- Native name: 戸辺誠
- Born: August 5, 1986 (age 39)
- Hometown: Yokohama

Career
- Achieved professional status: October 1, 2006 (aged 20)
- Badge number: 262
- Rank: 7-dan
- Teacher: Jun'ichi Kase [ja] (7-dan)
- Meijin class: B2
- Ryūō class: 4
- Notable students: Naoki Koyama; Mikoto Umezu; Saki Miyazawa [ja];

Websites
- JSA profile page
- Official website

= Makoto Tobe =

Japanese professional shogi player

Makoto Tobe (戸辺 誠, Tobe Makoto) is a Japanese professional shogi player ranked 7-dan.

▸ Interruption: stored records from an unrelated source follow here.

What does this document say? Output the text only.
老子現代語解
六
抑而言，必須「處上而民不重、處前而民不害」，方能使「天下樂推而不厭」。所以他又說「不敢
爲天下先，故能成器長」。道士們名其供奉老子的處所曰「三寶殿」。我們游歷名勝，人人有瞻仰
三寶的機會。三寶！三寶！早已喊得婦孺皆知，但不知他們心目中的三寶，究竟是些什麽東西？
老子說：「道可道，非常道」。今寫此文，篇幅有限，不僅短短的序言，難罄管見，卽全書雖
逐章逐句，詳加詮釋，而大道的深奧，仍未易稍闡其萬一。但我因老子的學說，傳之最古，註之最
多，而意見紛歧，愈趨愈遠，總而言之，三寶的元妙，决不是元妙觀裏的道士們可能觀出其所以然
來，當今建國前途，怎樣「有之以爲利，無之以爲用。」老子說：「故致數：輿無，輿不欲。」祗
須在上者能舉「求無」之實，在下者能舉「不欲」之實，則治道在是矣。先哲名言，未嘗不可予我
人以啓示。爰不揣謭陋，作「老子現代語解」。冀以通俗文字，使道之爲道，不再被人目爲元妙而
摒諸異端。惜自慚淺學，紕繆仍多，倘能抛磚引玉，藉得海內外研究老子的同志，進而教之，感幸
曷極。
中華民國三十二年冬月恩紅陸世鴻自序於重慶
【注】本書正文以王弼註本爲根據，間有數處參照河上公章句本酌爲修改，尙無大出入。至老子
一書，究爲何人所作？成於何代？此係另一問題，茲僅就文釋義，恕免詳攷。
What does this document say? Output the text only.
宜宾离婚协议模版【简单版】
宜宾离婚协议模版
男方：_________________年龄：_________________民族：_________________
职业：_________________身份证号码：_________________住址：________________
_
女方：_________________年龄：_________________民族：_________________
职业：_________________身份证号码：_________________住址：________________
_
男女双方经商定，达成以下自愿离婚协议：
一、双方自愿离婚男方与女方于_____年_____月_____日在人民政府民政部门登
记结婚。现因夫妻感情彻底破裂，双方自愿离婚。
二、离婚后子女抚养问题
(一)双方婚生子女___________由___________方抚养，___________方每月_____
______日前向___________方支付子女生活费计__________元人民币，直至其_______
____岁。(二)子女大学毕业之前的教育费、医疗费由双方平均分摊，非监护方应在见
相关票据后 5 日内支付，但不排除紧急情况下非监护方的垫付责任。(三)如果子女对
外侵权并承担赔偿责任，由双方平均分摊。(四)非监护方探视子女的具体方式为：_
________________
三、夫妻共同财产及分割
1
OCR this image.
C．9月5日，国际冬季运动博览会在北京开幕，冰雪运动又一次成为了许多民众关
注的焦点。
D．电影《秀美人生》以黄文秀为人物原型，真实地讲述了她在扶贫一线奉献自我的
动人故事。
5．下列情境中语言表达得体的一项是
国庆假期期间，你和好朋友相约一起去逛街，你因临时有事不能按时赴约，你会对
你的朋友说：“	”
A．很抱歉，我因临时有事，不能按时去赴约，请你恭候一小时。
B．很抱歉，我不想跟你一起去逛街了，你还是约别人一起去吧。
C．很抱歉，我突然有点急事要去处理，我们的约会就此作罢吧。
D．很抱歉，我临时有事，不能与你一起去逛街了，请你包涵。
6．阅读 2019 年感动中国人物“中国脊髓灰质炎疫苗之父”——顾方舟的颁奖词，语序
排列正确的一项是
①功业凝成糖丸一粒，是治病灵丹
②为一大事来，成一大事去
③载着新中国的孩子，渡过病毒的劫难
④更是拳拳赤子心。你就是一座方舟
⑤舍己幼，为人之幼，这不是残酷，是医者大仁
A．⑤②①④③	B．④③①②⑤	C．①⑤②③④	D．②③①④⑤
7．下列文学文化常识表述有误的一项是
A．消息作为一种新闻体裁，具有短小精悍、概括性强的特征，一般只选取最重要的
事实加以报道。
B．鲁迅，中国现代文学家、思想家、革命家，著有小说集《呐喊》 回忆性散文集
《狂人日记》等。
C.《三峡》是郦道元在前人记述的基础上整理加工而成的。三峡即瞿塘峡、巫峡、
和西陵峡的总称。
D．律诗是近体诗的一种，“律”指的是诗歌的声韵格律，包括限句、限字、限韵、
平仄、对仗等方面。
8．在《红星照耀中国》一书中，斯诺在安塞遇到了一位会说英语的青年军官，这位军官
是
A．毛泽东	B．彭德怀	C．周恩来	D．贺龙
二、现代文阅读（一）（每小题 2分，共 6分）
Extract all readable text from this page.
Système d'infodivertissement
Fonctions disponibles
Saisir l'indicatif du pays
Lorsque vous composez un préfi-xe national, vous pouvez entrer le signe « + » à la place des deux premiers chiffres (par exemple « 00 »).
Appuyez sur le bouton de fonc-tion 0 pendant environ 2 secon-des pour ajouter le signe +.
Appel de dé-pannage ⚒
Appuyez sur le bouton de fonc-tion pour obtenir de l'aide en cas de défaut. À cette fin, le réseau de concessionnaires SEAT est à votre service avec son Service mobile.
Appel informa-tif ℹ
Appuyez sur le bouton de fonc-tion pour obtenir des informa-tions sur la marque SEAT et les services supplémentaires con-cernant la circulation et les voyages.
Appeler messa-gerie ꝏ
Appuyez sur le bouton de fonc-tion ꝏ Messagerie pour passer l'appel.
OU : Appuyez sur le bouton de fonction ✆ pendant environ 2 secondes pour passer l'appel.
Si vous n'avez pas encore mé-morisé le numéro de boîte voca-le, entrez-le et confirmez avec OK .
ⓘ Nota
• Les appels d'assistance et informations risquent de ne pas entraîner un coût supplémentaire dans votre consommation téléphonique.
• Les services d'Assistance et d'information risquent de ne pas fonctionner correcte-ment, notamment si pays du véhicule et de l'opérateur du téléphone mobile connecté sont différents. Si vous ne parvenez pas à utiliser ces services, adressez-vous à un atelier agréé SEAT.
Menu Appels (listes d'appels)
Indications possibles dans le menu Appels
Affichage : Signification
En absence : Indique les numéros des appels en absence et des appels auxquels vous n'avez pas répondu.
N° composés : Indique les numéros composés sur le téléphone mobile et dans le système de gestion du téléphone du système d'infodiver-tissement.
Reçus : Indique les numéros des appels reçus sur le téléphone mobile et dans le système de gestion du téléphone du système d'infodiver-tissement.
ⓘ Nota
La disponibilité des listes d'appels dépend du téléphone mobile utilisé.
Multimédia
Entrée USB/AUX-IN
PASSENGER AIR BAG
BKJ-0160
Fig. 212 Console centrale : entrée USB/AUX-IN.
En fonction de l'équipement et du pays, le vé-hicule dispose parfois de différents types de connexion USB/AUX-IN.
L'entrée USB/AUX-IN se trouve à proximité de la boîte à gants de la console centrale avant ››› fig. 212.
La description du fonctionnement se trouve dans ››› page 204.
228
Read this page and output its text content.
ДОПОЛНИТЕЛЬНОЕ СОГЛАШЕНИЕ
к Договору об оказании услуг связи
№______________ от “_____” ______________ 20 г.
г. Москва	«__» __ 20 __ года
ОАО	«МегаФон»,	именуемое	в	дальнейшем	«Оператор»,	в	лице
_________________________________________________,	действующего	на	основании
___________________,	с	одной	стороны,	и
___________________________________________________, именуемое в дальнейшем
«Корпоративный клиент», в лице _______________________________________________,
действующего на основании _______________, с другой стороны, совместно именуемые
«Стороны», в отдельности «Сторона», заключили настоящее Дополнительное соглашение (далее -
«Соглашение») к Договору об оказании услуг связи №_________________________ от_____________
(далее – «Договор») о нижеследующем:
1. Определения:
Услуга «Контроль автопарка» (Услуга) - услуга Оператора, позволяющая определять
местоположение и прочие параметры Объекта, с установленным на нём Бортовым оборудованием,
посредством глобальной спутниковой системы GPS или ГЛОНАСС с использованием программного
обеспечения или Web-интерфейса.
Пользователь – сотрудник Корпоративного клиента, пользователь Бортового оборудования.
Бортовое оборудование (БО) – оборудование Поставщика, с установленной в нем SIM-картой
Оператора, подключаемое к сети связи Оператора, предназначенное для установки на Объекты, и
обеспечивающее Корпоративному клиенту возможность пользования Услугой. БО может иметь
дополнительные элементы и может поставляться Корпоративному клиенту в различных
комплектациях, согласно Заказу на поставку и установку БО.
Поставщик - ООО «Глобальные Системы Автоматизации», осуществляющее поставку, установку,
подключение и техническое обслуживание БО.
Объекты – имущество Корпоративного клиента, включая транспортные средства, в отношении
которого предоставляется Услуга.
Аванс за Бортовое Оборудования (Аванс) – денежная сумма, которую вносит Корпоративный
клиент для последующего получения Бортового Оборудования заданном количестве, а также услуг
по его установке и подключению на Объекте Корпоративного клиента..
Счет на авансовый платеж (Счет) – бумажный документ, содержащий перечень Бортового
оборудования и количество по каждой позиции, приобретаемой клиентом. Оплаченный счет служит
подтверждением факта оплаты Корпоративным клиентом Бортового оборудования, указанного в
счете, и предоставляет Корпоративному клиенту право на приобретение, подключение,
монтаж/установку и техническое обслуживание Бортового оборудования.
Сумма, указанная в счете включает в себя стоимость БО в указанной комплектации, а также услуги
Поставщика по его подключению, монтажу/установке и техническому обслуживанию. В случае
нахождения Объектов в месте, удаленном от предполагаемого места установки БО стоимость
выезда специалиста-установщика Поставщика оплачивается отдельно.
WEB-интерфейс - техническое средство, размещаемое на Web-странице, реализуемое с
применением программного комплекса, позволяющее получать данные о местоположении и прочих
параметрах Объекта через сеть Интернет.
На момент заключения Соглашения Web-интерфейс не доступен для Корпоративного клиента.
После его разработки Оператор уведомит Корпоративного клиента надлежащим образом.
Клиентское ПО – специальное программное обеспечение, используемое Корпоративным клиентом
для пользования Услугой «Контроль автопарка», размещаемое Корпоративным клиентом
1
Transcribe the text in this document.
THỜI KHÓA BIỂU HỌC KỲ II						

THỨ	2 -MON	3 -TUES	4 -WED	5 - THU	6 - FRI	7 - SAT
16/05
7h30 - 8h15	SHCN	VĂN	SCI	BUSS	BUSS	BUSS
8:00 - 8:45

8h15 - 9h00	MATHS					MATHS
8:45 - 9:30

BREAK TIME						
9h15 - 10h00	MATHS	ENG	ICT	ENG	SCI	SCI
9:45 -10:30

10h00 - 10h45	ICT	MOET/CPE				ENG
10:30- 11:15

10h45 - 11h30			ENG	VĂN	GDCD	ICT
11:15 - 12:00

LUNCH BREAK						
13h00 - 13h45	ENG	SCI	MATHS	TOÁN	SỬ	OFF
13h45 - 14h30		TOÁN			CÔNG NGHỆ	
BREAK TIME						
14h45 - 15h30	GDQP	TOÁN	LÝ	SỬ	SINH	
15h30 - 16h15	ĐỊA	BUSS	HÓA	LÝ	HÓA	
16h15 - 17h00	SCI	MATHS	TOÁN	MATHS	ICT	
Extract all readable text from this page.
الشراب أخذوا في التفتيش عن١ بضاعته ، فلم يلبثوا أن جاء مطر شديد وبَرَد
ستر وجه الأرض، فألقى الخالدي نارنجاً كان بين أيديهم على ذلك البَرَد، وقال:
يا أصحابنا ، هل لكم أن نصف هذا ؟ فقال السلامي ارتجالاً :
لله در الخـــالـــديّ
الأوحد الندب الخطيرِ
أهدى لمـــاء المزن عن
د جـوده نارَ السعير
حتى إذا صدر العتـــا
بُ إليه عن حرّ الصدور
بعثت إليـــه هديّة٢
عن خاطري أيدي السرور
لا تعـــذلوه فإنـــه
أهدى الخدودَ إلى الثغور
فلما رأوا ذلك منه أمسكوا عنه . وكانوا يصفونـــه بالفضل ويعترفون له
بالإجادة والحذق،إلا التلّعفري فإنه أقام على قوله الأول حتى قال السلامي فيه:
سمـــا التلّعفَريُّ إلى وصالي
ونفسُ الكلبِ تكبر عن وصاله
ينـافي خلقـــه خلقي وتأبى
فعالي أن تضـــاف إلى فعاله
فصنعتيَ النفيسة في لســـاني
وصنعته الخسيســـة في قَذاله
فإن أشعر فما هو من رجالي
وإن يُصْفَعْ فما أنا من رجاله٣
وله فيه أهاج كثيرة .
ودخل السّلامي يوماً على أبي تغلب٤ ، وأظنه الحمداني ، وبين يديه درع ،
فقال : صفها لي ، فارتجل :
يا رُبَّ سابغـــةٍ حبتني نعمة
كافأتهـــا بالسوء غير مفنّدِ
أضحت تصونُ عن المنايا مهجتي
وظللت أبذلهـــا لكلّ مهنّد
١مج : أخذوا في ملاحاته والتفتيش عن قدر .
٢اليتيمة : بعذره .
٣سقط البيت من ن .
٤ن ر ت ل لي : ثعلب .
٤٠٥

==Early life and apprenticeship==
Makoto Tobe was born on August 5, 1986, in Yokohama. He entered the Japan Shogi Association's apprentice school as a student of shogi professional Jun'ichi Kase in October 1998 at the rank of 6-kyū. He was promoted to 1-dan in August 2001, and then obtained full professional status and the rank of 4-dan in October 2006 after winning the 39th 3-dan League (April 2006 – September 2006) with a record of 15 wins and 3 losses.

==Shogi professional==
===Promotion history===
The promotion history for Tobe is as follows:
- 6-kyū: September 1998
- 4-dan: October 1, 2006
- 5-dan: March 10, 2009
- 6-dan: February 9, 2010
- 7-dan: June 1, 2016

===Awards and honors===
Tobe received the Japan Shogi Association Annual Shogi Awards for "Best New Player" in 2009 and "Best Winning Percentage" (2007 and 2013).